I’m tired of the “well at least we’re talking about it” and the “treatments are much better now than they were” excuses. I’ve said many times and I will say it a million times more, I AM grateful for all the funding and awareness and so forth that kept me from dying because I was lucky enough to get cancer now, not 30 years ago. But my cancer experience was hardly cushy, and just because we’ve come this far, we should NOT stop. I want more and better (see my About page).


Remember how awesome TV dinners were—pop them in the oven for 45 minutes, go do something else while it cooks and presto! Dinner is served with little effort. Then along came microwaves. I bet women thought those hand operated washboard things were waaaay better than washing clothes in the river, and now we’ve got washing MACHINES. Whoa! Yes, I’m being absurd, but to make a point. There is always a better way and being satisfied with the status quo just leaves everyone in a rut. I want out of the rut.

Science IS still working on “better” for cancer care, why does society and culture lag behind? Sure, sure progress in culture may be objectionable to some. Thirty years ago Madonna was lewd at the VMAs and now we got Miley making Madonna look tame. Some would say that kind of cultural progression is not so good. I don’t care about that. I do care about bringing some honesty into the societal conversations around cancer, breaking out of the mold of overused clichés, only spewing positive, “inspirational” crap, and the idea that Pink is effective. I will continue to push to get real.

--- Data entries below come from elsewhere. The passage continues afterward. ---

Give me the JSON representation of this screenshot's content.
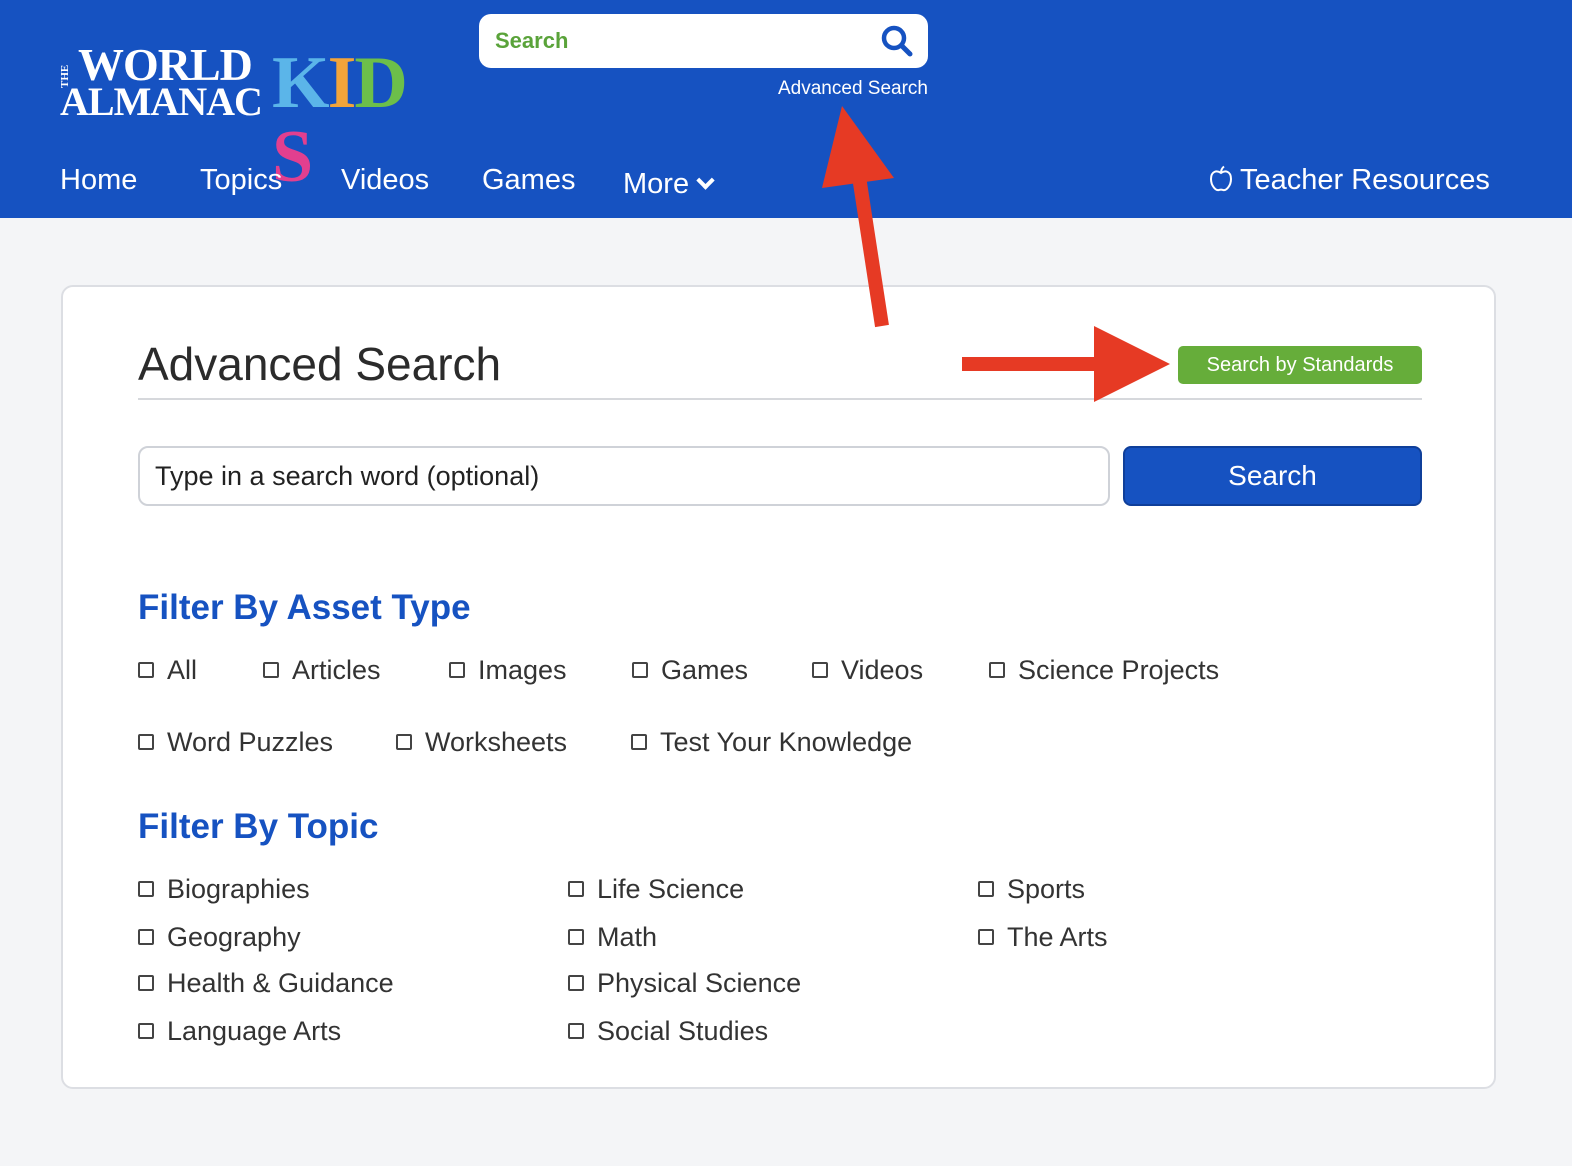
{
  "header": {
    "logo": {
      "the": "THE",
      "world": "WORLD",
      "almanac": "ALMANAC",
      "kids": [
        "K",
        "I",
        "D",
        "S"
      ],
      "kids_colors": [
        "#5bb5e9",
        "#f2a43a",
        "#6cbf4a",
        "#e23f8f"
      ]
    },
    "search": {
      "placeholder": "Search"
    },
    "advanced_search_link": "Advanced Search",
    "nav": [
      "Home",
      "Topics",
      "Videos",
      "Games",
      "More"
    ],
    "teacher_resources": "Teacher Resources",
    "colors": {
      "brand_blue": "#1652c1",
      "accent_green": "#66ad3a"
    }
  },
  "main": {
    "title": "Advanced Search",
    "standards_button": "Search by Standards",
    "search_input_placeholder": "Type in a search word (optional)",
    "search_button": "Search",
    "asset_filter": {
      "heading": "Filter By Asset Type",
      "options": [
        "All",
        "Articles",
        "Images",
        "Games",
        "Videos",
        "Science Projects",
        "Word Puzzles",
        "Worksheets",
        "Test Your Knowledge"
      ]
    },
    "topic_filter": {
      "heading": "Filter By Topic",
      "options": [
        "Biographies",
        "Geography",
        "Health & Guidance",
        "Language Arts",
        "Life Science",
        "Math",
        "Physical Science",
        "Social Studies",
        "Sports",
        "The Arts"
      ]
    }
  }
}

So dear Swoosieque, I thank you for making me think—I bet this did NOT go where you thought it would! Does not have much to do with what we were talking about, I guess, but good all the same. You inspired me to think differently about and address something that bothered me that until you came along, I just couldn’t put my finger on it. I think I said somewhere in our chat I’d write a short post. HA! Like I could ever do that. I remain, as ever, yours truly, the very long-winded, Cancer Curmudgeon.